Sandra Hindman, professeur émérite en histoire de l’art à la Northwestern University (Evanston, Illinois) préside aux destinées de la galerie Les Enluminures (à Paris depuis 1991, à New York depuis 2012) spécialisée dans la vente de manuscrits, miniatures et bijoux du Moyen Âge et de la Renaissance. Le catalogue publié en 2011, célébrant les vingt ans de la galerie en présentant 20 manuscrits vendus et 20 manuscrits à vendre, offre un bon aperçu de leur diversité et de leur qualité1.

À l’occasion de l’exposition de 2014, centrée sur un groupe de manuscrits écrits en langue française entre 1300 et 1550, Sandra Hindman a publié, avec l’aide d’Ariane Bergeron-Foote, le catalogue »Flowering of Medieval French Literature. ›Au parler que m’aprist ma mere‹«2, et organisé à Paris, conjointement avec l’Institut national de l’histoire de l’art, un colloque portant le même titre. Les actes de ce colloque sont publiés sous un titre nouveau, »Au prisme du manuscrit«, que tente de justifier l’introduction de Deborah McGrady: »l’objet-livre [doit être considéré] comme un véritable prisme, capable à la fois d’absorber et de réfracter le savoir aussi bien que de distinguer les nuances de son spectre afin d’en permettre l’étude détaillée et approfondie.«

Deux des communications au colloque n’ont pas été publiées, celle de Géraldine Veysseyre, »Le Pèlerinage de vie humaine mis en recueil: anthologies vernaculaires et bilingues«, et celle d’Ariane Bergeron-Foote, »Toy noble candelabre et lucerne rutilante noumé Boece Avice Manilhe: Catherine d’Amboise (c. 1482–1550), lectrice de Boèce«. Quatre textes nouveaux ont été intégrés au volume: Nicholas Herman, »Le peintre et le rhétoriqueur: symétrie ou dissemblance?« (p. 34–56); Marie-Hélène Tesnière, »Les emprunts de Louis d’Anjou à la Librairie royale (octobre 1380–mai 1381)« (p. 72–106); Olga Karaskova-Hesry, »L’image de la duchesse Marie de Bourgogne (1477–1482) dans les œuvres de Jean Molinet« (p. 180–216); et Maria Colombo Timelli, »Du manuscrit à l’imprimé. Le cas des ›mises en prose‹« (p. 218–239).
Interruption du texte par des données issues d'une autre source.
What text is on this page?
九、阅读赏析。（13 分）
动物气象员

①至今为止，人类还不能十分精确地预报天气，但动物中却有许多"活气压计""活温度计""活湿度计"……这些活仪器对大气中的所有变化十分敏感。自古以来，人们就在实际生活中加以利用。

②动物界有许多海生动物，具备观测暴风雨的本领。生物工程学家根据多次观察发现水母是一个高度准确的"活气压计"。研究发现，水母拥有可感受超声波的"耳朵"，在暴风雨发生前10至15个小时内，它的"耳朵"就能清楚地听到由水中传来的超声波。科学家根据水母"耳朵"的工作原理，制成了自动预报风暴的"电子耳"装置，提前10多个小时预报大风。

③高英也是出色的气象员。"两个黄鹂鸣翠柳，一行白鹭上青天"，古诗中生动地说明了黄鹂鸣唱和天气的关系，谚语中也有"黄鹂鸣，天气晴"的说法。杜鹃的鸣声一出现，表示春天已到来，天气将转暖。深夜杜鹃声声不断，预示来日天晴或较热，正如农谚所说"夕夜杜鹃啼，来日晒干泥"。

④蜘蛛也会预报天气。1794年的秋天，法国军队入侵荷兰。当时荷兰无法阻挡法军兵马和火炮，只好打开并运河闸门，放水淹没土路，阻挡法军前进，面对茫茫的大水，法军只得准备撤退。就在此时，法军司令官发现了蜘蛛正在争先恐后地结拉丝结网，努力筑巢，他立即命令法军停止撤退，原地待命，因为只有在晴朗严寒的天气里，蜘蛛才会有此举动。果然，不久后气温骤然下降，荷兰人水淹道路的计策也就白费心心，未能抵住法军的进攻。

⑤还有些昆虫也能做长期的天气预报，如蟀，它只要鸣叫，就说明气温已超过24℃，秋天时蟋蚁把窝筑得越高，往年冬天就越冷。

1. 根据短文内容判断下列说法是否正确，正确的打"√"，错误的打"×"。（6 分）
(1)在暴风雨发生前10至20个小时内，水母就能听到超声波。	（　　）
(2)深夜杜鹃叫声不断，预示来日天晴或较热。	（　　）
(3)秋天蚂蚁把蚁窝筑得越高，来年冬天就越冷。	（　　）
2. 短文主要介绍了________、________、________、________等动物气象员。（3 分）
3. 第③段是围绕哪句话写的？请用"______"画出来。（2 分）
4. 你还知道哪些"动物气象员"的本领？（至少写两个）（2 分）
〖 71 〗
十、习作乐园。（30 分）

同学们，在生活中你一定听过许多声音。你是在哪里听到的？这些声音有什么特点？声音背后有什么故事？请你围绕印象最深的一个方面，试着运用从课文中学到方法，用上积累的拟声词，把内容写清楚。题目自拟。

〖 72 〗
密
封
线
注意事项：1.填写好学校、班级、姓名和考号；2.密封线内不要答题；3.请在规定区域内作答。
La finalité implicite de ce livre étant bien de mettre en valeur les pièces vendues ou à vendre par la galerie, on ne s’étonnera pas que plusieurs des communications développent les études sur un manuscrit particulier déjà décrit dans le catalogue de 2014: Élizabeth L’Estrange, »Les Histoires Chaldéennes d’Anne de Graville« (p. 202–216): ce manuscrit, ancien Phillipps 1273, offert par Pierre de Balsac à son épouse Anne de Graville, contient une adaptation anonyme des »Histoires chaldéennes« d’Annius de Viterbe et se trouve désormais à Abu Dhabi, Louvre Abu Dhabi, LAD 2014.029 (»Au parler que m’aprist ma mere«, no 13, p. 189–201); Delphine Mercuzot, »La Pénitence d’Adam de Colard Mansion. Un texte rare à l’heure de la diffusion en série« (p. 240–268): ce manuscrit exécuté par Colard Mansion pour Louis de la Gruuthuse provient de la collection de Joost R. Ritman (191) et porte désormais la cote 759 de l’Openbare Bibliothek de Bruges (»Au parler que m’aprist ma mere«, no 15, p. 220–231); voir aussi Anne-Marie Legaré, »Au prisme du féminin. Voir autrement la culture du Moyen Âge« (p. 160–178), qui intègre dans sa revue de la »female litteracy« trois manuscrits toujours en vente: un manuscrit du »Livre de Sydrac«, illustré par Jeanne de Montbason entre 1323 et 1350, ancien Phillipps no 8353 et 116 de la collection de Joost R. Ritman (»Au parler que m’aprist ma mere«, no 1, p. 18–27), un des trois manuscrits connus de »La complainte de la dame pasmée contre Fortune« de Catherine d’Amboise (»Au parler que m’aprist ma mere«, no 12, p. 173–185) et la copie unique de la traduction par Charles Bonin de la Lettre LIV de Jérôme adressée à Furia qui a appartenu à Anne de Polignac (»Au parler que m’aprist ma mere«, no 14, p. 203–213).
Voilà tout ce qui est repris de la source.